The class was an hour and consisted of a variety of stations, including a TRX, free weights, resistance bands, and disc sliders. Each station had two exercises, and each exercise was done for a full minute followed by 10 seconds of rest. We did the whole circuit two times through. Although each station provided a unique challenge, I was particularly sweaty and sore after the disc slider station.

We started with side lunges on the sliders, focusing on one leg per round (do the first minute on the left leg, then the second minute on the right leg). After that, we did a plank to bear, which also worked my abs. Since my core is the weakest part of my body, I especially felt that move.

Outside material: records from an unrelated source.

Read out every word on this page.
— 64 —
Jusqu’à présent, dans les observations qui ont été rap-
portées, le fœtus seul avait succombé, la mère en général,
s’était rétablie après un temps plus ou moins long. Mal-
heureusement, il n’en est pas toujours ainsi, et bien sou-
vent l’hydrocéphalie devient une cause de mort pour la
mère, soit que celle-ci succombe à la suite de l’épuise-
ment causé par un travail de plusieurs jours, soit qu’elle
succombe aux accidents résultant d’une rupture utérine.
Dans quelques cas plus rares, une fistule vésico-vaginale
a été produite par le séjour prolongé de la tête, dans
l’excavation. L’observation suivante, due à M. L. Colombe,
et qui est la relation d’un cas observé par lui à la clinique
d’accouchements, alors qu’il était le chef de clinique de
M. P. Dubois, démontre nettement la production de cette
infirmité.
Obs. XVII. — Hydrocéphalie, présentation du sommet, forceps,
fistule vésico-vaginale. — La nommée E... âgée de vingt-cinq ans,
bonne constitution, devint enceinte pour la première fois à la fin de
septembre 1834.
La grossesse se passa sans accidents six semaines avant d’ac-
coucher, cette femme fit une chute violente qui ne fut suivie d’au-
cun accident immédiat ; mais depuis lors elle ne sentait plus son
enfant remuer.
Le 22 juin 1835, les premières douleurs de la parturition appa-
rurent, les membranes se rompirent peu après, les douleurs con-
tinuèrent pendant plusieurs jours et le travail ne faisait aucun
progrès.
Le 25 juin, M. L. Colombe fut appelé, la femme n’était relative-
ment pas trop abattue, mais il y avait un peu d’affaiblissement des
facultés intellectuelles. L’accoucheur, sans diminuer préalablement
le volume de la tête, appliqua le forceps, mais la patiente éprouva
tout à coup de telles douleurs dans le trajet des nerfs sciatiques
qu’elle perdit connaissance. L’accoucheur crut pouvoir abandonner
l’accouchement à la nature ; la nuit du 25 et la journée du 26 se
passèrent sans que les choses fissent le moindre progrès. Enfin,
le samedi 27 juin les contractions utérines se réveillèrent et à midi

Read through to see how to do each move. If you don't have a set of disc sliders ($10 on Amazon), feel free to use two towels on a hard surface or paper plates on carpet. Start with the side lunges for a full minute, then rest for 10 seconds before moving on to the plank to bear for a full minute, followed by 10 seconds of rest. Do this four times through for a total of a little over nine minutes. This is great to add to your leg day workout or to incorporate into your own HIIT circuit.

Get ready to be sore and sweaty!

POPSUGAR Photography

Glider Side Lunge

This exercise works the legs and glutes, but as you slide your leg back to center, your inner thigh does all the work. You need a glider like the Valslide, but if you don't have one, just use the lid of a plastic container and do this move on a carpet. Or wear socks, and try it on a wood floor.

  • Stand with your feet a few inches apart, with your right foot on the glider. Make a fist with one hand, and cup your other hand over it. Keep your hands in front of your chest throughout the exercise to help you stay balanced.
  • Put weight into your left leg, and as you slowly bend your left knee and squat down, slide your right foot out to the side. Then as you slowly straighten your leg, slide the right foot back in. Most of your weight remains in the leg that's not moving.
  • Do as many reps as you can in one minute, followed by 10 seconds of rest.
  • On the second time through, switch legs.
POPSUGAR Photography | Ericka McConnell

Plank to Bear

This move is similar to the Bear on a megaformer.

  • Begin in plank position with a towel under the ball of each foot.
  • Slowly bend both knees in toward the chest while keeping the arms straight, shoulders over the wrists, and maintain a flat, tabletop back.
  • Maintain a stable upper body as you push your legs back to plank.
  • Do as many reps as you can in one minute, followed by 10 seconds of rest.